Diogo Alves, Galicien né à Santa Xertrudes de Samos à Lugo en Espagne, vint vivre très jeune à Lisbonne. Surnommé Pancadas, il devint célèbre sous le nom de "l'assassin de l'aqueduc des Águas Livres" : de 1836 à 1839, sur l'instigation de sa compagne Gertrudes Maria, il y commit, aidé de sa bande, une série de crimes horribles. Après avoir dépouillé ses victimes, il les jetait du haut des arches (soit près de 65 mètres de hauteur) afin de simuler des suicides.
Les autorités le capturèrent finalement en 1840, après que lui et sa bande eurent assassiné un médecin et toute sa famille lors du cambriolage de leur demeure. Curieusement, ils furent condamnés à la pendaison pour ce dernier crime et non pour les dizaines de meurtres commis sur l'aqueduc, qui n'avaient pas figuré formellement dans l'acte d'accusation initial du procès.

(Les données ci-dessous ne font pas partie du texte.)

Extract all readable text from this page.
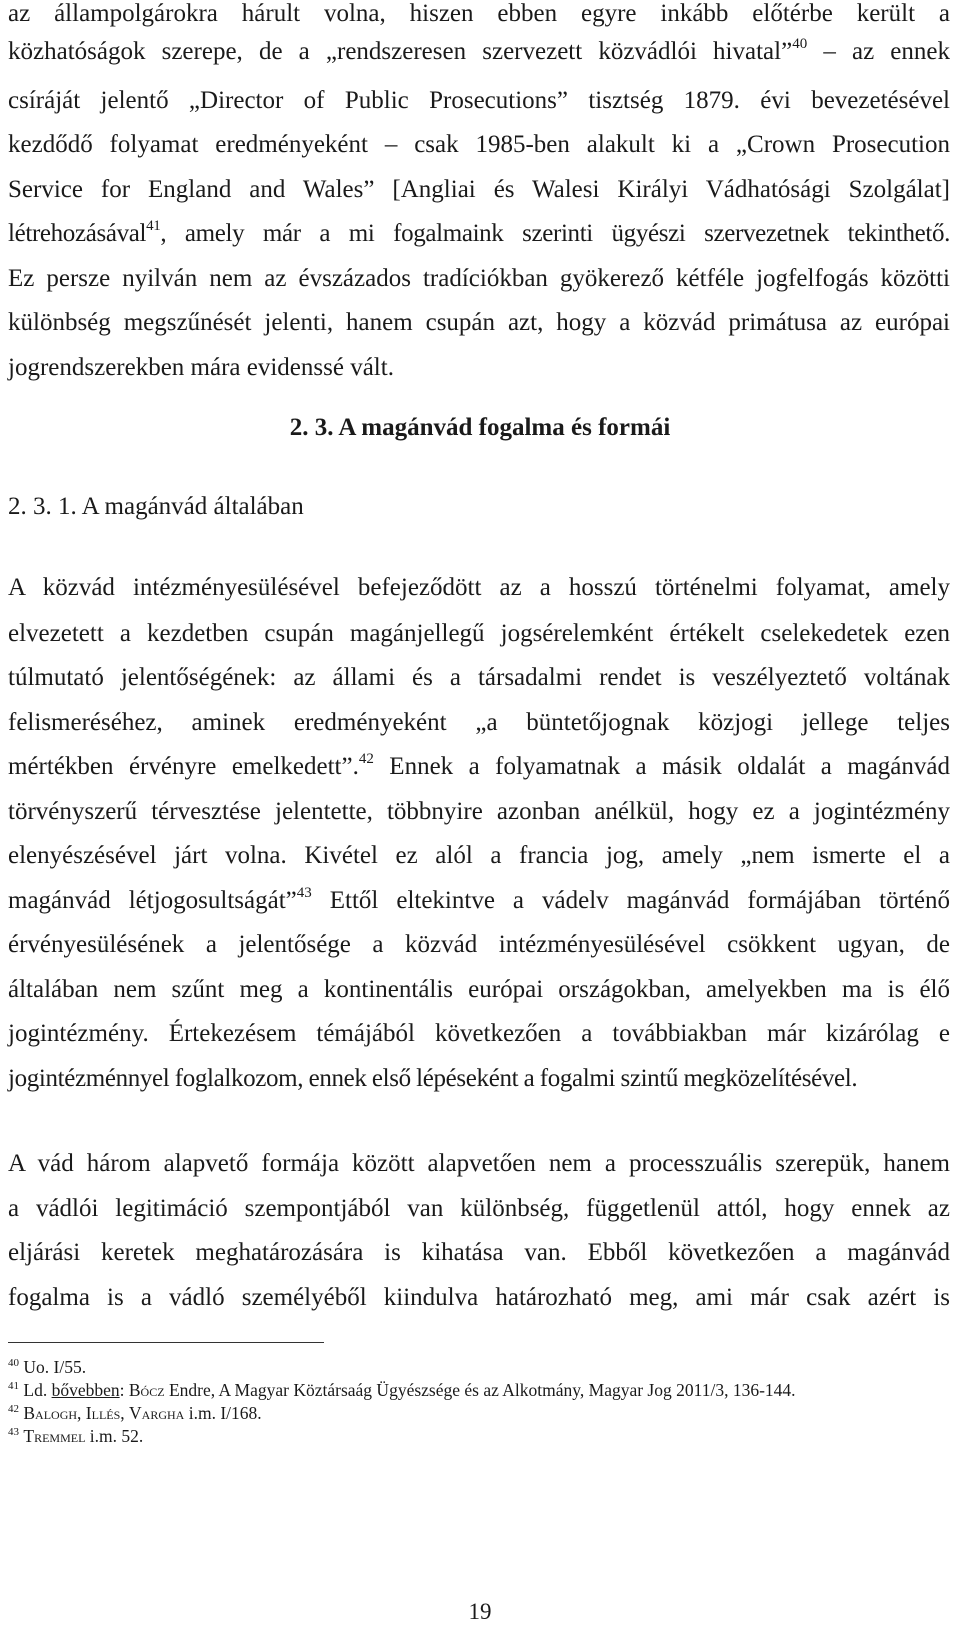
az állampolgárokra hárult volna, hiszen ebben egyre inkább előtérbe került a

közhatóságok szerepe, de a „rendszeresen szervezett közvádlói hivatal”$^{40}$ – az ennek

csíráját jelentő „Director of Public Prosecutions” tisztség 1879. évi bevezetésével

kezdődő folyamat eredményeként – csak 1985-ben alakult ki a „Crown Prosecution

Service for England and Wales” [Angliai és Walesi Királyi Vádhatósági Szolgálat]

létrehozásával$^{41}$, amely már a mi fogalmaink szerinti ügyészi szervezetnek tekinthető.

Ez persze nyilván nem az évszázados tradíciókban gyökerező kétféle jogfelfogás közötti

különbség megszűnését jelenti, hanem csupán azt, hogy a közvád primátusa az európai

jogrendszerekben mára evidenssé vált.

2. 3. A magánvád fogalma és formái
2. 3. 1. A magánvád általában

A közvád intézményesülésével befejeződött az a hosszú történelmi folyamat, amely

elvezetett a kezdetben csupán magánjellegű jogsérelemként értékelt cselekedetek ezen

túlmutató jelentőségének: az állami és a társadalmi rendet is veszélyeztető voltának

felismeréséhez, aminek eredményeként „a büntetőjognak közjogi jellege teljes

mértékben érvényre emelkedett”.$^{42}$ Ennek a folyamatnak a másik oldalát a magánvád

törvényszerű térvesztése jelentette, többnyire azonban anélkül, hogy ez a jogintézmény

elenyészésével járt volna. Kivétel ez alól a francia jog, amely „nem ismerte el a

magánvád létjogosultságát”$^{43}$ Ettől eltekintve a vádelv magánvád formájában történő

érvényesülésének a jelentősége a közvád intézményesülésével csökkent ugyan, de

általában nem szűnt meg a kontinentális európai országokban, amelyekben ma is élő

jogintézmény. Értekezésem témájából következően a továbbiakban már kizárólag e

jogintézménnyel foglalkozom, ennek első lépéseként a fogalmi szintű megközelítésével.

A vád három alapvető formája között alapvetően nem a processzuális szerepük, hanem

a vádlói legitimáció szempontjából van különbség, függetlenül attól, hogy ennek az

eljárási keretek meghatározására is kihatása van. Ebből következően a magánvád

fogalma is a vádló személyéből kiindulva határozható meg, ami már csak azért is

$^{40}$ Uo. I/55.
$^{41}$ Ld. bővebben: Bócz Endre, A Magyar Köztársaág Ügyészsége és az Alkotmány, Magyar Jog 2011/3, 136-144.
$^{42}$ Balogh, Illés, Vargha i.m. I/168.
$^{43}$ Tremmel i.m. 52.
19
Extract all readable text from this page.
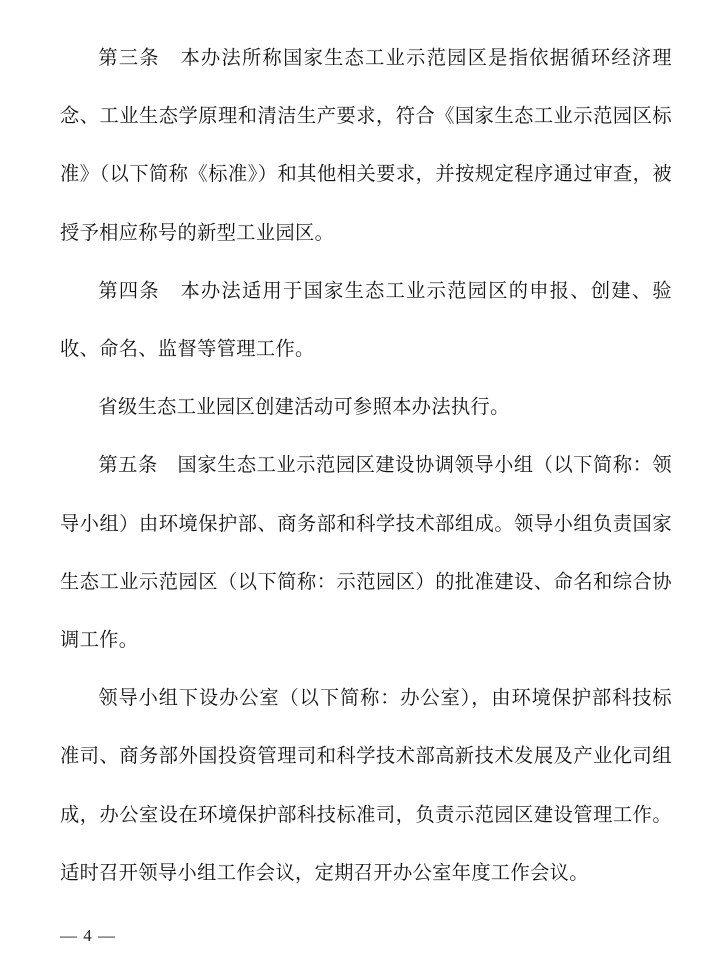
第三条　本办法所称国家生态工业示范园区是指依据循环经济理念、工业生态学原理和清洁生产要求，符合《国家生态工业示范园区标准》（以下简称《标准》）和其他相关要求，并按规定程序通过审查，被授予相应称号的新型工业园区。

第四条　本办法适用于国家生态工业示范园区的申报、创建、验收、命名、监督等管理工作。

省级生态工业园区创建活动可参照本办法执行。

第五条　国家生态工业示范园区建设协调领导小组（以下简称：领导小组）由环境保护部、商务部和科学技术部组成。领导小组负责国家生态工业示范园区（以下简称：示范园区）的批准建设、命名和综合协调工作。

领导小组下设办公室（以下简称：办公室），由环境保护部科技标准司、商务部外国投资管理司和科学技术部高新技术发展及产业化司组成，办公室设在环境保护部科技标准司，负责示范园区建设管理工作。适时召开领导小组工作会议，定期召开办公室年度工作会议。

— 4 —
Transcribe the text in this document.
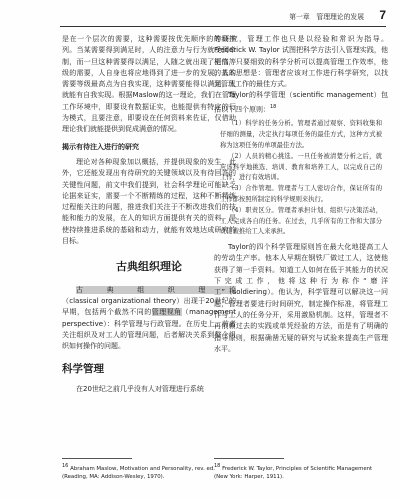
第一章　管理理论的发展 7

是在一个层次的需要，这种需要按优先顺序的等级排列。当某需要得到满足时，人的注意力与行为就受到牵制，而一旦这种需要得以满足，人随之就出现了更高等级的需要，人自身也将应地得到了进一步的发展，人的需要等级最高点为自我实现，这种需要能得以满足，人就能有自我实现。根据Maslow的这一理论，我们在管理工作环境中，即要设有数据证实，也能提供有特定的行为模式，且要注意，即要设在任何资料来佐证，仅借助理论我们就能提供到促成满意的情况。

揭示有待注入进行的研究

理论对各种现象加以概括，并提供现象的发生，此外，它还能发现出有待研究的关键领域以及有待回答的关键性问题，前文中我们提到，社会科学理论可能缺乏论据来证实，需要一个不断精练的过程，这种不断精练过程能关注的问题，推进我们关注于不断改进我们的技能和能力的发展，在人的知识方面提供有关的资料，是使持续推进系统的基础和动力，就能有效地达成研究的目标。

古典组织理论

古典组织理论（classical organizational theory）出现于20世纪的早期，包括两个截然不同的管理视角（management perspective）：科学管理与行政管理。在历史上，前者关注组织及对工人的管理问题，后者解决关系到整个组织如何操作的问题。

科学管理

在20世纪之前几乎没有人对管理进行系统

的研究，管理工作也只是以经验和常识为指导。Frederick W. Taylor 试图把科学方法引入管理实践，他相信，只要细致的科学分析可以提高管理工作效率，他的基本思想是：管理者应该对工作进行科学研究，以找到管理工作的最佳方式。

Taylor的科学管理（scientific management）包括以下四个原则：$^{18}$

（1）科学的任务分析。管理者通过观察、资料收集和仔细的测量，决定执行每项任务的最佳方式，这种方式被称为这项任务的单项最佳方法。
（2）人员的精心挑选。一旦任务被清楚分析之后，就应该科学地挑选、培训、教育和培养工人，以完成自己的工作，进行有效培训。
（3）合作管理。管理者与工人密切合作，保证所有的工作都按照所制定的科学规则来执行。
（4）职责区分。管理者承担计划、组织与决策活动，工人完成各自的任务。在过去，几乎所有的工作和大部分责任被推给工人来承担。

Taylor的四个科学管理原则旨在最大化地提高工人的劳动生产率。他本人早期在钢铁厂做过工人，这使他获得了第一手资料。知道工人如何在低于其能力的状况下完成工作，他将这种行为称作“磨洋工”（soldiering）。他认为，科学管理可以解决这一问题，管理者要进行时间研究，制定操作标准，将管理工作与工人的任务分开，采用激励机制。这样，管理者不再依赖过去的实践或单凭经验的方法，而是有了明确的指导原则，根据确凿无疑的研究与试验来提高生产管理水平。

$^{16}$ Abraham Maslow, Motivation and Personality, rev. ed. (Reading, MA: Addison-Wesley, 1970).
$^{18}$ Frederick W. Taylor, Principles of Scientific Management (New York: Harper, 1911).
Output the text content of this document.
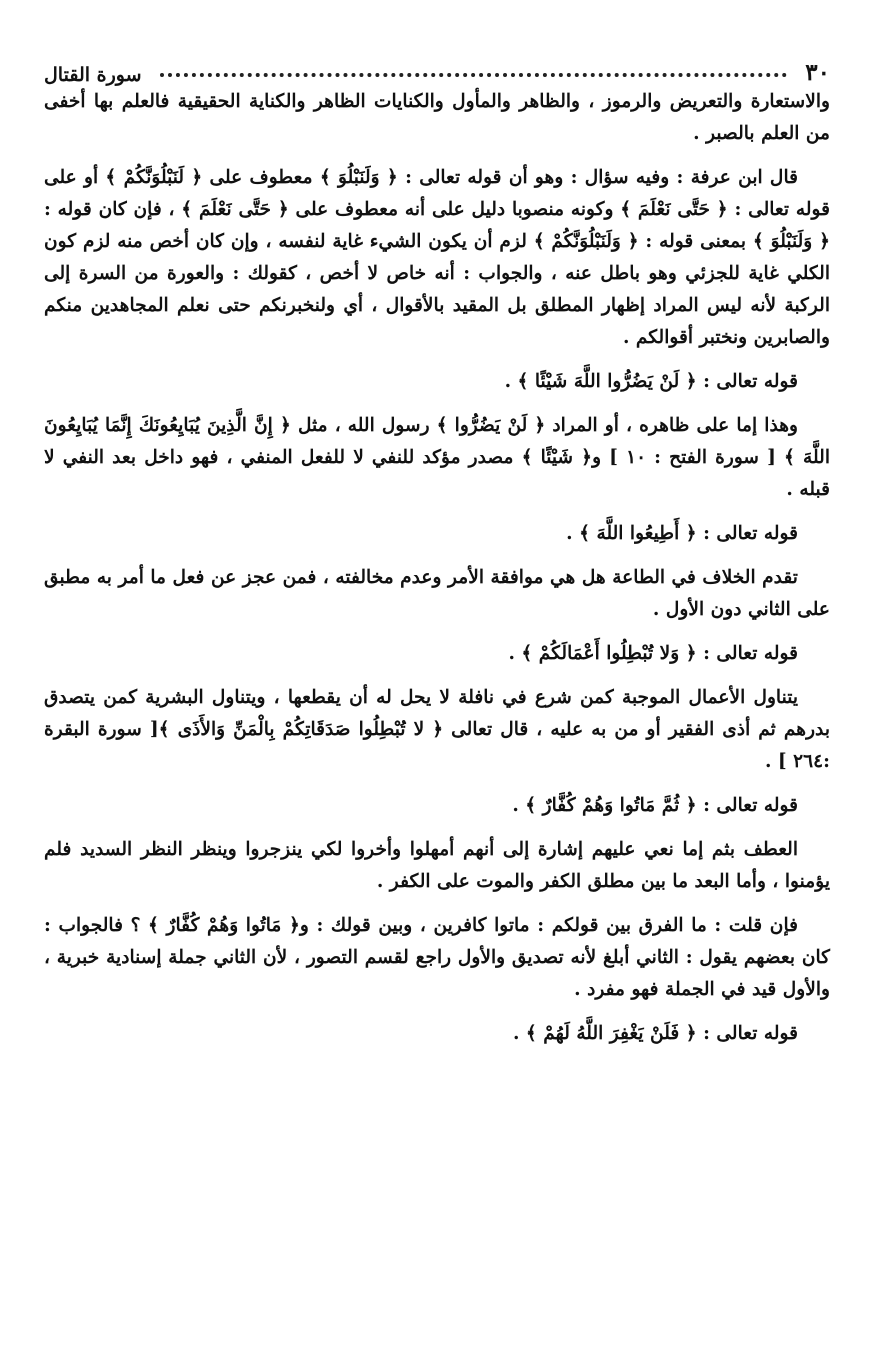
٣٠
سورة القتال

والاستعارة والتعريض والرموز ، والظاهر والمأول والكنايات الظاهر والكناية الحقيقية فالعلم بها أخفى من العلم بالصبر .

قال ابن عرفة : وفيه سؤال : وهو أن قوله تعالى : ﴿ وَلَنَبْلُوَ ﴾ معطوف على ﴿ لَنَبْلُوَنَّكُمْ ﴾ أو على قوله تعالى : ﴿ حَتَّى نَعْلَمَ ﴾ وكونه منصوبا دليل على أنه معطوف على ﴿ حَتَّى نَعْلَمَ ﴾ ، فإن كان قوله : ﴿ وَلَنَبْلُوَ ﴾ بمعنى قوله : ﴿ وَلَنَبْلُوَنَّكُمْ ﴾ لزم أن يكون الشيء غاية لنفسه ، وإن كان أخص منه لزم كون الكلي غاية للجزئي وهو باطل عنه ، والجواب : أنه خاص لا أخص ، كقولك : والعورة من السرة إلى الركبة لأنه ليس المراد إظهار المطلق بل المقيد بالأقوال ، أي ولنخبرنكم حتى نعلم المجاهدين منكم والصابرين ونختبر أقوالكم .

قوله تعالى : ﴿ لَنْ يَضُرُّوا اللَّهَ شَيْئًا ﴾ .

وهذا إما على ظاهره ، أو المراد ﴿ لَنْ يَضُرُّوا ﴾ رسول الله ، مثل ﴿ إِنَّ الَّذِينَ يُبَايِعُونَكَ إِنَّمَا يُبَايِعُونَ اللَّهَ ﴾ [ سورة الفتح : ١٠ ] و﴿ شَيْئًا ﴾ مصدر مؤكد للنفي لا للفعل المنفي ، فهو داخل بعد النفي لا قبله .

قوله تعالى : ﴿ أَطِيعُوا اللَّهَ ﴾ .

تقدم الخلاف في الطاعة هل هي موافقة الأمر وعدم مخالفته ، فمن عجز عن فعل ما أمر به مطبق على الثاني دون الأول .

قوله تعالى : ﴿ وَلا تُبْطِلُوا أَعْمَالَكُمْ ﴾ .

يتناول الأعمال الموجبة كمن شرع في نافلة لا يحل له أن يقطعها ، ويتناول البشرية كمن يتصدق بدرهم ثم أذى الفقير أو من به عليه ، قال تعالى ﴿ لا تُبْطِلُوا صَدَقَاتِكُمْ بِالْمَنِّ وَالأَذَى ﴾[ سورة البقرة :٢٦٤ ] .

قوله تعالى : ﴿ ثُمَّ مَاتُوا وَهُمْ كُفَّارٌ ﴾ .

العطف بثم إما نعي عليهم إشارة إلى أنهم أمهلوا وأخروا لكي ينزجروا وينظر النظر السديد فلم يؤمنوا ، وأما البعد ما بين مطلق الكفر والموت على الكفر .

فإن قلت : ما الفرق بين قولكم : ماتوا كافرين ، وبين قولك : و﴿ مَاتُوا وَهُمْ كُفَّارٌ ﴾ ؟ فالجواب : كان بعضهم يقول : الثاني أبلغ لأنه تصديق والأول راجع لقسم التصور ، لأن الثاني جملة إسنادية خبرية ، والأول قيد في الجملة فهو مفرد .

قوله تعالى : ﴿ فَلَنْ يَغْفِرَ اللَّهُ لَهُمْ ﴾ .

Il emporta un terrible secret dans sa tombe : comment était-il parvenu à se procurer les fausses clés des lourdes portes des galeries de l'aqueduc ? Il s'y introduisait pour se cacher en attendant de fondre sur d'isolés voyageurs. C'est après son emprisonnement, lorsque les prétendus « suicides » cessèrent brusquement, que les autorités comprirent qu'ils étaient l'œuvre du sinistre Diogo Alves, qui, durant la seule canicule de l'été 1837, aurait abattu soixante-seize personnes.
Il fut exécuté par pendaison (et non décapitation, bien que sa tête ait été séparée du corps après sa mort à des fins scientifiques) sur le Cais do Tojo, à 14h15, le 19 février 1841. Sa perfidie et la froideur de ses actes intriguèrent au plus haut point les savants de l'École de médecine et de chirurgie de Lisbonne, qui décidèrent de préserver sa tête afin de l'étudier sous l'angle de la science de l'époque.
Celle-ci fut examinée à la lumière des théories préconisées par le célèbre médecin et anatomiste allemand Franz Joseph Gall, fondateur de la phrénologie. Cette discipline prétendait déceler les facultés mentales, les penchants criminels et les vices des hommes par la palpation et l'analyse des reliefs et des protubérances du crâne.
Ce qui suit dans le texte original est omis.